Exposure to polluted air for such sustained periods of time can lead to breathing difficulties, lung damage and other adverse health effects, especially among children and the elderly.
“We have to take this as a public health emergency as air pollution will have adverse health impact on all, particularly our children,” PTI quoted EPCA chairperson Bhure Lal as saying in his letter to the chief secretaries of Uttar Pradesh, Haryana and Delhi.
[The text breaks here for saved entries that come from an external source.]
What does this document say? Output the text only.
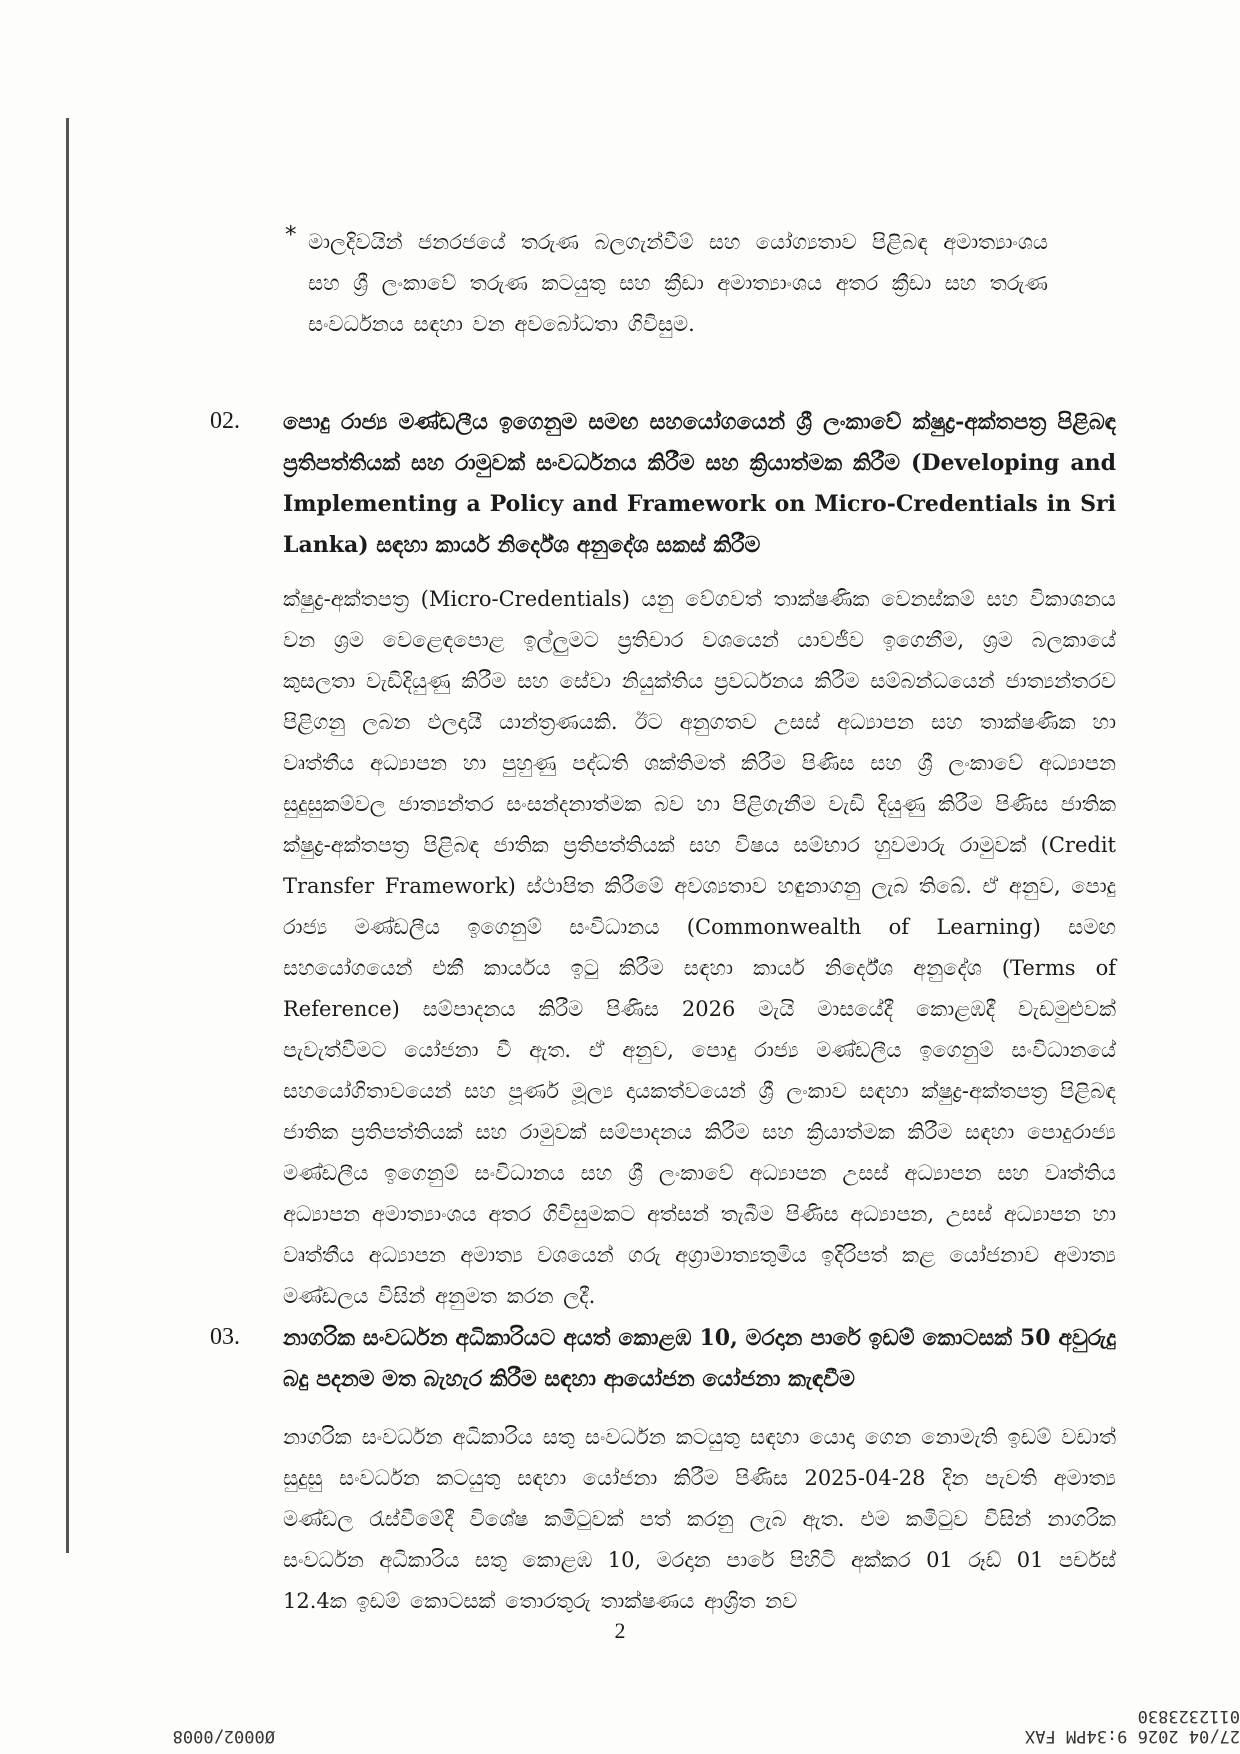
* මාලදිවයින් ජනරජයේ තරුණ බලගැන්වීම් සහ යෝග්‍යතාව පිළිබඳ අමාත්‍යාංශය සහ ශ්‍රී ලංකාවේ තරුණ කටයුතු සහ ක්‍රීඩා අමාත්‍යාංශය අතර ක්‍රීඩා සහ තරුණ සංවර්ධනය සඳහා වන අවබෝධතා ගිවිසුම.

02. පොදු රාජ්‍ය මණ්ඩලීය ඉගෙනුම සමඟ සහයෝගයෙන් ශ්‍රී ලංකාවේ ක්ෂුද්‍ර-අක්තපත්‍ර පිළිබඳ ප්‍රතිපත්තියක් සහ රාමුවක් සංවර්ධනය කිරීම සහ ක්‍රියාත්මක කිරීම (Developing and Implementing a Policy and Framework on Micro-Credentials in Sri Lanka) සඳහා කාර්ය නිර්දේශ අනුදේශ සකස් කිරීම

ක්ෂුද්‍ර-අක්තපත්‍ර (Micro-Credentials) යනු වේගවත් තාක්ෂණික වෙනස්කම් සහ විකාශනය වන ශ්‍රම වෙළෙඳපොළ ඉල්ලුමට ප්‍රතිචාර වශයෙන් යාවජීව ඉගෙනීම, ශ්‍රම බලකායේ කුසලතා වැඩිදියුණු කිරීම සහ සේවා නියුක්තිය ප්‍රවර්ධනය කිරීම සම්බන්ධයෙන් ජාත්‍යන්තරව පිළිගනු ලබන ඵලදායී යාන්ත්‍රණයකි. ඊට අනුගතව උසස් අධ්‍යාපන සහ තාක්ෂණික හා වෘත්තීය අධ්‍යාපන හා පුහුණු පද්ධති ශක්තිමත් කිරීම පිණිස සහ ශ්‍රී ලංකාවේ අධ්‍යාපන සුදුසුකම්වල ජාත්‍යන්තර සංසන්දනාත්මක බව හා පිළිගැනීම වැඩි දියුණු කිරීම පිණිස ජාතික ක්ෂුද්‍ර-අක්තපත්‍ර පිළිබඳ ජාතික ප්‍රතිපත්තියක් සහ විෂය සම්භාර හුවමාරු රාමුවක් (Credit Transfer Framework) ස්ථාපිත කිරීමේ අවශ්‍යතාව හඳුනාගනු ලැබ තිබේ. ඒ අනුව, පොදු රාජ්‍ය මණ්ඩලීය ඉගෙනුම් සංවිධානය (Commonwealth of Learning) සමඟ සහයෝගයෙන් එකී කාර්යය ඉටු කිරීම සඳහා කාර්ය නිර්දේශ අනුදේශ (Terms of Reference) සම්පාදනය කිරීම පිණිස 2026 මැයි මාසයේදී කොළඹදී වැඩමුළුවක් පැවැත්වීමට යෝජනා වී ඇත. ඒ අනුව, පොදු රාජ්‍ය මණ්ඩලීය ඉගෙනුම් සංවිධානයේ සහයෝගිතාවයෙන් සහ පූර්ණ මූල්‍ය දායකත්වයෙන් ශ්‍රී ලංකාව සඳහා ක්ෂුද්‍ර-අක්තපත්‍ර පිළිබඳ ජාතික ප්‍රතිපත්තියක් සහ රාමුවක් සම්පාදනය කිරීම සහ ක්‍රියාත්මක කිරීම සඳහා පොදුරාජ්‍ය මණ්ඩලීය ඉගෙනුම් සංවිධානය සහ ශ්‍රී ලංකාවේ අධ්‍යාපන උසස් අධ්‍යාපන සහ වෘත්තිය අධ්‍යාපන අමාත්‍යාංශය අතර ගිවිසුමකට අත්සන් තැබීම පිණිස අධ්‍යාපන, උසස් අධ්‍යාපන හා වෘත්තීය අධ්‍යාපන අමාත්‍ය වශයෙන් ගරු අග්‍රාමාත්‍යතුමිය ඉදිරිපත් කළ යෝජනාව අමාත්‍ය මණ්ඩලය විසින් අනුමත කරන ලදී.

03. නාගරික සංවර්ධන අධිකාරියට අයත් කොළඹ 10, මරදාන පාරේ ඉඩම් කොටසක් 50 අවුරුදු බදු පදනම මත බැහැර කිරීම සඳහා ආයෝජන යෝජනා කැඳවීම

නාගරික සංවර්ධන අධිකාරිය සතු සංවර්ධන කටයුතු සඳහා යොදා ගෙන නොමැති ඉඩම් වඩාත් සුදුසු සංවර්ධන කටයුතු සඳහා යෝජනා කිරීම පිණිස 2025-04-28 දින පැවති අමාත්‍ය මණ්ඩල රැස්වීමේදී විශේෂ කමිටුවක් පත් කරනු ලැබ ඇත. එම කමිටුව විසින් නාගරික සංවර්ධන අධිකාරිය සතු කොළඹ 10, මරදාන පාරේ පිහිටි අක්කර 01 රූඩ් 01 පර්චස් 12.4ක ඉඩම් කොටසක් තොරතුරු තාක්ෂණය ආශ්‍රිත නව

2
27/04 2026 9:34PM FAX 0112323830
Ø0002/0008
Meanwhile, the education department of the South Delhi Municipal Corporation has ordered closure of 581 schools under the civic body on Monday due to “prevailing poor air quality”. “Due to prevailing poor air quality (smog) in GNCTD, competent authority has ordered closure of all schools run/aided/recognised by SDMC on Monday, i.e. November 4,” read the order issued by the body on Friday.
Earlier today, Delhi Chief Minister Arvind Kejriwal distributed pollution masks to school children, along with blaming stubble burning in Punjab and Haryana for the poor air quality.
“Delhi has turned into a gas chamber due to smoke from crop burning in neighbouring states. It is very imp that we protect ourselves from this toxic air. Through pvt & govt schools, we have started distributing 50 lakh masks today. I urge all Delhiites to use them whenever needed,” he tweeted.
AQI this season in Delhi had been in the “very poor” category till Diwali, but hit “severe” levels on Tuesday. According to experts, stubble burning in Punjab and Haryana and the bursting of firecrackers on Diwali have led to the drop in Delhi’s air quality.